Hyperostosis Meningioma Identifier: Inovasi Deep Learning untuk Deteksi Otomatis Citra MRI Otak

Hyperostosis Meningioma Identifier: Inovasi Deep Learning untuk Deteksi Otomatis Citra MRI Otak_Dokumen Isrimewa

VOKASI NEWS – Aplikasi Hyperostosis Meningioma Identifier berbasis deep learning memudahkan deteksi otomatis citra MRI otak dengan akurasi tinggi.

Meningioma merupakan jenis tumor yang tumbuh dari meninges, selaput pelindung otak dan sumsum tulang belakang. Dalam beberapa kasus, meningioma dapat menyebabkan hyperostosis, yaitu kondisi penebalan tulang di sekitar tumor. Hal ini bisa terjadi sebagai respons terhadap pembentukan tumor, baik dengan maupun tanpa invasi ke jaringan tulang. Pada kasus ini sangat penting dilakukan diagnosis dini untuk menghindari komplikasi lebih lanjut.

Salah satunya melakukan pemeriksaan MRI, karena memiliki tingkat sensitivitas yang sangat tinggi, sehingga memberikan informasi yang lebih baik dalam menghasilkan gambaran soft tissue tumor. Namun demikian, ahli radiologi dan bedah saraf seringkali kesulitan dalam mendeteksi terjadinya hyperostosis pada gambaran meningioma. Hal ini disebabkan karena perbedaan intensitas gambaran yang tidak begitu kontras antara gambaran hyperostosis dengan meningioma

Pengembangan Aplikasi Deteksi Otomatis Berbasis Deep Learning

Pengembangan sistem cerdas sebagai image prosesing sangat diperlukan untuk mendukung analisis citra medis secara otomatis. Deep learning hadir sebagai solusi pengolahan citra digital yang meniru cara kerja otak manusia dalam mengenali objek, sehingga mampu melakukan analisis citra medis secara lebih efisien. Fokus utama saat ini adalah bagaimana mengaplikasikan deep learning yang dapat digunakan kembali.
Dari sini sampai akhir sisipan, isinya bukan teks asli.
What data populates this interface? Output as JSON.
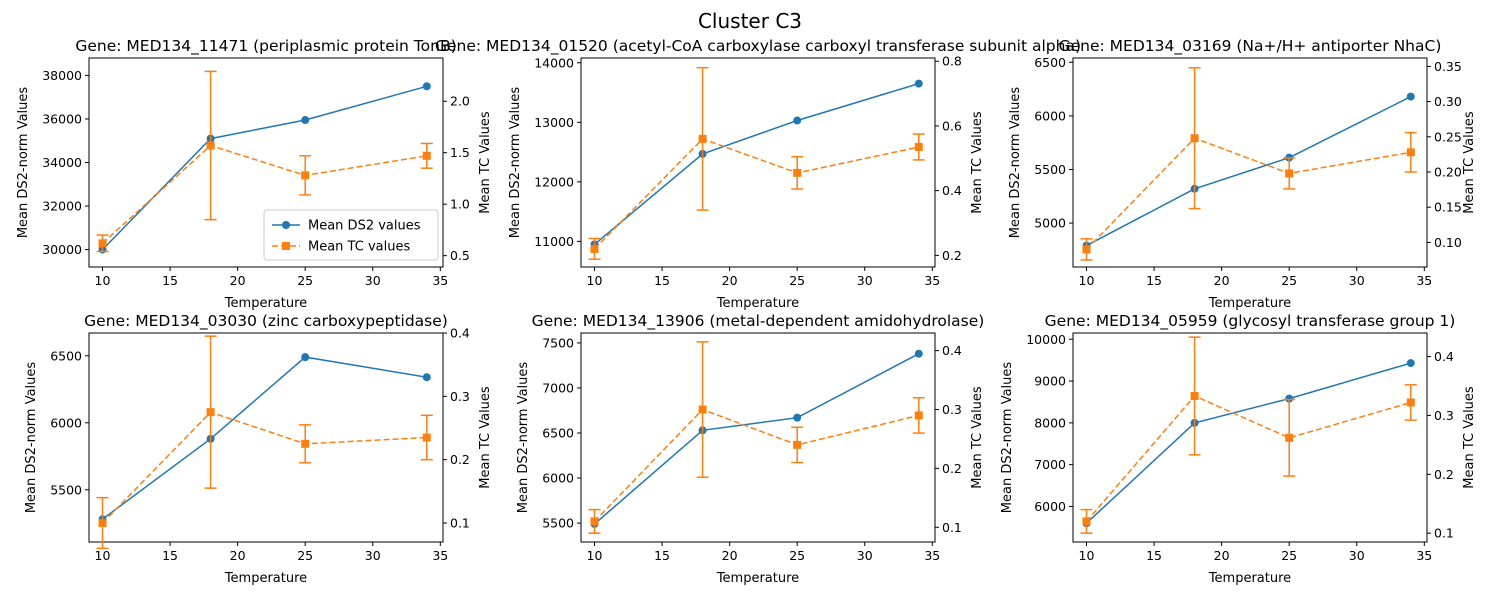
{
  "figure_title": "Cluster C3",
  "legend": {
    "ds2_label": "Mean DS2 values",
    "tc_label": "Mean TC values",
    "location": "lower-right of first panel"
  },
  "colors": {
    "ds2": "#1f77b4",
    "tc": "#ff7f0e"
  },
  "chart_data": [
    {
      "type": "line",
      "title": "Gene: MED134_11471 (periplasmic protein TonB)",
      "xlabel": "Temperature",
      "ylabel_left": "Mean DS2-norm Values",
      "ylabel_right": "Mean TC Values",
      "x": [
        10,
        18,
        25,
        34
      ],
      "xlim": [
        9,
        35.2
      ],
      "xticks": [
        10,
        15,
        20,
        25,
        30,
        35
      ],
      "ylim_left": [
        29200,
        38800
      ],
      "yticks_left": [
        30000,
        32000,
        34000,
        36000,
        38000
      ],
      "ylim_right": [
        0.39,
        2.42
      ],
      "yticks_right": [
        0.5,
        1.0,
        1.5,
        2.0
      ],
      "series": [
        {
          "name": "Mean DS2 values",
          "axis": "left",
          "style": "solid",
          "marker": "circle",
          "values": [
            30000,
            35100,
            35950,
            37500
          ],
          "err": [
            0,
            0,
            0,
            0
          ]
        },
        {
          "name": "Mean TC values",
          "axis": "right",
          "style": "dashed",
          "marker": "square",
          "values": [
            0.62,
            1.57,
            1.28,
            1.47
          ],
          "err": [
            0.08,
            0.72,
            0.19,
            0.12
          ]
        }
      ]
    },
    {
      "type": "line",
      "title": "Gene: MED134_01520 (acetyl-CoA carboxylase carboxyl transferase subunit alpha)",
      "xlabel": "Temperature",
      "ylabel_left": "Mean DS2-norm Values",
      "ylabel_right": "Mean TC Values",
      "x": [
        10,
        18,
        25,
        34
      ],
      "xlim": [
        9,
        35.2
      ],
      "xticks": [
        10,
        15,
        20,
        25,
        30,
        35
      ],
      "ylim_left": [
        10570,
        14080
      ],
      "yticks_left": [
        11000,
        12000,
        13000,
        14000
      ],
      "ylim_right": [
        0.164,
        0.81
      ],
      "yticks_right": [
        0.2,
        0.4,
        0.6,
        0.8
      ],
      "series": [
        {
          "name": "Mean DS2 values",
          "axis": "left",
          "style": "solid",
          "marker": "circle",
          "values": [
            10950,
            12470,
            13030,
            13650
          ],
          "err": [
            0,
            0,
            0,
            0
          ]
        },
        {
          "name": "Mean TC values",
          "axis": "right",
          "style": "dashed",
          "marker": "square",
          "values": [
            0.22,
            0.56,
            0.455,
            0.535
          ],
          "err": [
            0.032,
            0.22,
            0.05,
            0.04
          ]
        }
      ]
    },
    {
      "type": "line",
      "title": "Gene: MED134_03169 (Na+/H+ antiporter NhaC)",
      "xlabel": "Temperature",
      "ylabel_left": "Mean DS2-norm Values",
      "ylabel_right": "Mean TC Values",
      "x": [
        10,
        18,
        25,
        34
      ],
      "xlim": [
        9,
        35.2
      ],
      "xticks": [
        10,
        15,
        20,
        25,
        30,
        35
      ],
      "ylim_left": [
        4590,
        6540
      ],
      "yticks_left": [
        5000,
        5500,
        6000,
        6500
      ],
      "ylim_right": [
        0.065,
        0.362
      ],
      "yticks_right": [
        0.1,
        0.15,
        0.2,
        0.25,
        0.3,
        0.35
      ],
      "series": [
        {
          "name": "Mean DS2 values",
          "axis": "left",
          "style": "solid",
          "marker": "circle",
          "values": [
            4790,
            5320,
            5610,
            6180
          ],
          "err": [
            0,
            0,
            0,
            0
          ]
        },
        {
          "name": "Mean TC values",
          "axis": "right",
          "style": "dashed",
          "marker": "square",
          "values": [
            0.09,
            0.248,
            0.198,
            0.228
          ],
          "err": [
            0.015,
            0.1,
            0.022,
            0.028
          ]
        }
      ]
    },
    {
      "type": "line",
      "title": "Gene: MED134_03030 (zinc carboxypeptidase)",
      "xlabel": "Temperature",
      "ylabel_left": "Mean DS2-norm Values",
      "ylabel_right": "Mean TC Values",
      "x": [
        10,
        18,
        25,
        34
      ],
      "xlim": [
        9,
        35.2
      ],
      "xticks": [
        10,
        15,
        20,
        25,
        30,
        35
      ],
      "ylim_left": [
        5110,
        6670
      ],
      "yticks_left": [
        5500,
        6000,
        6500
      ],
      "ylim_right": [
        0.07,
        0.4
      ],
      "yticks_right": [
        0.1,
        0.2,
        0.3,
        0.4
      ],
      "series": [
        {
          "name": "Mean DS2 values",
          "axis": "left",
          "style": "solid",
          "marker": "circle",
          "values": [
            5280,
            5880,
            6490,
            6340
          ],
          "err": [
            0,
            0,
            0,
            0
          ]
        },
        {
          "name": "Mean TC values",
          "axis": "right",
          "style": "dashed",
          "marker": "square",
          "values": [
            0.1,
            0.275,
            0.225,
            0.235
          ],
          "err": [
            0.04,
            0.12,
            0.03,
            0.035
          ]
        }
      ]
    },
    {
      "type": "line",
      "title": "Gene: MED134_13906 (metal-dependent amidohydrolase)",
      "xlabel": "Temperature",
      "ylabel_left": "Mean DS2-norm Values",
      "ylabel_right": "Mean TC Values",
      "x": [
        10,
        18,
        25,
        34
      ],
      "xlim": [
        9,
        35.2
      ],
      "xticks": [
        10,
        15,
        20,
        25,
        30,
        35
      ],
      "ylim_left": [
        5290,
        7610
      ],
      "yticks_left": [
        5500,
        6000,
        6500,
        7000,
        7500
      ],
      "ylim_right": [
        0.075,
        0.43
      ],
      "yticks_right": [
        0.1,
        0.2,
        0.3,
        0.4
      ],
      "series": [
        {
          "name": "Mean DS2 values",
          "axis": "left",
          "style": "solid",
          "marker": "circle",
          "values": [
            5490,
            6530,
            6670,
            7380
          ],
          "err": [
            0,
            0,
            0,
            0
          ]
        },
        {
          "name": "Mean TC values",
          "axis": "right",
          "style": "dashed",
          "marker": "square",
          "values": [
            0.11,
            0.3,
            0.24,
            0.29
          ],
          "err": [
            0.02,
            0.115,
            0.03,
            0.03
          ]
        }
      ]
    },
    {
      "type": "line",
      "title": "Gene: MED134_05959 (glycosyl transferase group 1)",
      "xlabel": "Temperature",
      "ylabel_left": "Mean DS2-norm Values",
      "ylabel_right": "Mean TC Values",
      "x": [
        10,
        18,
        25,
        34
      ],
      "xlim": [
        9,
        35.2
      ],
      "xticks": [
        10,
        15,
        20,
        25,
        30,
        35
      ],
      "ylim_left": [
        5150,
        10150
      ],
      "yticks_left": [
        6000,
        7000,
        8000,
        9000,
        10000
      ],
      "ylim_right": [
        0.085,
        0.44
      ],
      "yticks_right": [
        0.1,
        0.2,
        0.3,
        0.4
      ],
      "series": [
        {
          "name": "Mean DS2 values",
          "axis": "left",
          "style": "solid",
          "marker": "circle",
          "values": [
            5600,
            8000,
            8580,
            9430
          ],
          "err": [
            0,
            0,
            0,
            0
          ]
        },
        {
          "name": "Mean TC values",
          "axis": "right",
          "style": "dashed",
          "marker": "square",
          "values": [
            0.12,
            0.333,
            0.262,
            0.322
          ],
          "err": [
            0.02,
            0.1,
            0.065,
            0.03
          ]
        }
      ]
    }
  ]
}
Berangkat dari tantangan itu, sekelompok peneliti mengembangkan sebuah aplikasi berbasis web yang mampu mendeteksi hyperostosis meningioma secara otomatis. Dengan mengintegrasikan deep learning berbasis U-Net, aplikasi ini mampu mengidentifikasi area yang dicurigai sebagai hyperostosis pada citra MRI brain

Menariknya, aplikasi ini dibangun menggunakan Visual Studio Code dengan bahasa pemrograman JavaScript, lengkap dengan tampilan antarmuka yang userfriendly dan responsif. Yang tak kalah penting adalah keterkaitan erat antara user interface dan user experience. Antarmuka yang menarik tanpa pengalaman pengguna yang baik dapat membuat aplikasi sulit digunakan.

Dalam pengujiannya, sepuluh orang pengguna diminta mencoba semua fitur aplikasi, mulai dari login, unggah citra MRI, hingga mendapatkan hasil prediksi. Hasilnya? Semua fitur berjalan sesuai harapan. Aplikasi bahkan mampu mendeteksi citra dengan akurasi tinggi meski masih ada tantangan, seperti hasil prediksi yang terkadang kurang fokus dan sedikit meluas di luar target.
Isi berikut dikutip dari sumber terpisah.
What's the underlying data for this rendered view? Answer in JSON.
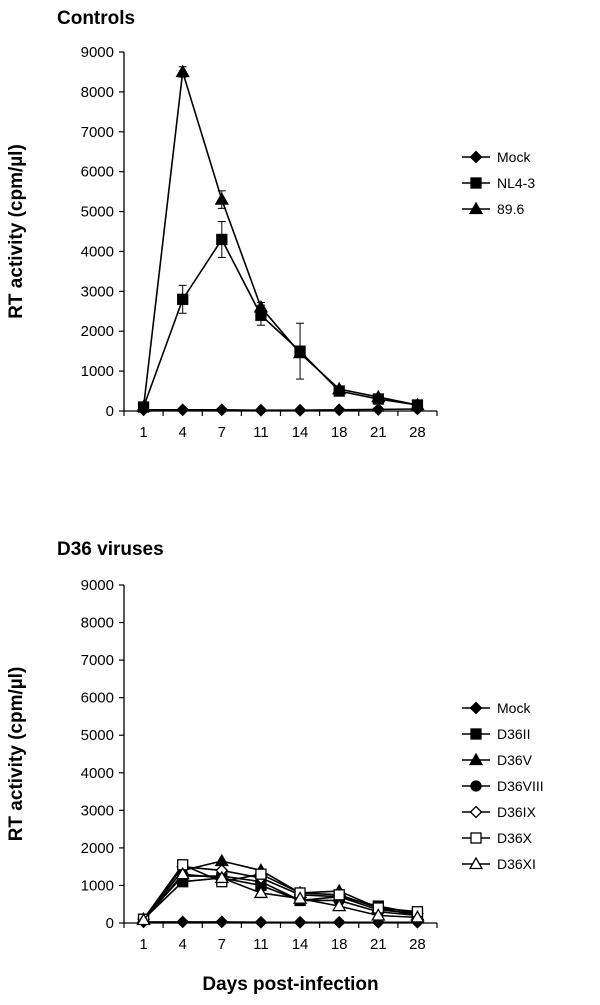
{
  "chart_data": [
    {
      "type": "line",
      "title": "Controls",
      "ylabel": "RT activity (cpm/µl)",
      "xlabel": "",
      "categories": [
        "1",
        "4",
        "7",
        "11",
        "14",
        "18",
        "21",
        "28"
      ],
      "ylim": [
        0,
        9000
      ],
      "yticks": [
        "0",
        "1000",
        "2000",
        "3000",
        "4000",
        "5000",
        "6000",
        "7000",
        "8000",
        "9000"
      ],
      "legend_position": "right",
      "grid": false,
      "series": [
        {
          "name": "Mock",
          "marker": "diamond",
          "fill": "filled",
          "values": [
            30,
            30,
            30,
            20,
            20,
            30,
            40,
            50
          ],
          "errors": [
            0,
            0,
            0,
            0,
            0,
            0,
            0,
            0
          ]
        },
        {
          "name": "NL4-3",
          "marker": "square",
          "fill": "filled",
          "values": [
            100,
            2800,
            4300,
            2400,
            1500,
            500,
            300,
            150
          ],
          "errors": [
            0,
            350,
            450,
            250,
            700,
            80,
            60,
            30
          ]
        },
        {
          "name": "89.6",
          "marker": "triangle",
          "fill": "filled",
          "values": [
            100,
            8500,
            5300,
            2600,
            1450,
            550,
            350,
            150
          ],
          "errors": [
            0,
            130,
            220,
            120,
            0,
            60,
            50,
            30
          ]
        }
      ]
    },
    {
      "type": "line",
      "title": "D36 viruses",
      "ylabel": "RT activity (cpm/µl)",
      "xlabel": "Days post-infection",
      "categories": [
        "1",
        "4",
        "7",
        "11",
        "14",
        "18",
        "21",
        "28"
      ],
      "ylim": [
        0,
        9000
      ],
      "yticks": [
        "0",
        "1000",
        "2000",
        "3000",
        "4000",
        "5000",
        "6000",
        "7000",
        "8000",
        "9000"
      ],
      "legend_position": "right",
      "grid": false,
      "series": [
        {
          "name": "Mock",
          "marker": "diamond",
          "fill": "filled",
          "values": [
            30,
            30,
            30,
            20,
            20,
            20,
            20,
            20
          ]
        },
        {
          "name": "D36II",
          "marker": "square",
          "fill": "filled",
          "values": [
            100,
            1100,
            1200,
            1000,
            600,
            700,
            450,
            250
          ]
        },
        {
          "name": "D36V",
          "marker": "triangle",
          "fill": "filled",
          "values": [
            100,
            1400,
            1650,
            1400,
            800,
            850,
            400,
            200
          ]
        },
        {
          "name": "D36VIII",
          "marker": "circle",
          "fill": "filled",
          "values": [
            100,
            1250,
            1250,
            1100,
            600,
            600,
            300,
            200
          ]
        },
        {
          "name": "D36IX",
          "marker": "diamond",
          "fill": "open",
          "values": [
            100,
            1500,
            1400,
            1200,
            750,
            700,
            350,
            250
          ]
        },
        {
          "name": "D36X",
          "marker": "square",
          "fill": "open",
          "values": [
            100,
            1550,
            1100,
            1300,
            800,
            750,
            400,
            300
          ]
        },
        {
          "name": "D36XI",
          "marker": "triangle",
          "fill": "open",
          "values": [
            80,
            1300,
            1200,
            800,
            650,
            450,
            200,
            150
          ]
        }
      ]
    }
  ]
}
[BACA JUGA: Seduhan Daun Pegagan Turunkan Tekanan Darah pada Perempuan Hipertensi]

Peningkatan Kualitas Citra dan Manfaat Diagnostik AI

Tak hanya soal deteksi, kualitas citra hasil prediksi juga diuji secara objektif. Nilai signal to noise ratio (SNR) dan contrast to noise ratio (CNR) dari citra hasil prediksi menunjukkan kualitas citra lebih tinggi dibanding citra aslinya. Hal ini terlihat dari Nilai SNR meningkat dari 37,5 menjadi 48, sementara CNR melonjak dari 7 menjadi 14,6 pada citra hasil prediksi. Peningkatan ini mencerminkan efektivitas penerapan model deep learning dalam meningkatkan kualitas visual citra medis. Deep learning memiliki kemampuan dalam memperbaiki kualitas citra input dengan cara memulihkan detail struktural halus dan mengurangi gangguan akibat noise melalui proses denoising dan filtering tanpa menghilangkan detail dari struktur jaringan. Uji statistik Wilcoxon juga membuktikan bahwa terdapat perbedaan kualitas citra antara citra hasil prediksi dengan citra aslinya.

Aplikasi ini membuktikan bahwa teknologi kecerdasan buatan dapat membantu dalam proses diagnosis hyperostosis meningioma yang lebih cepat dan objektif. Meski masih perlu penyempurnaan, langkah ini merupakan bagian penting menuju masa depan deteksi penyakit berbasis AI yang bisa diakses dari mana saja.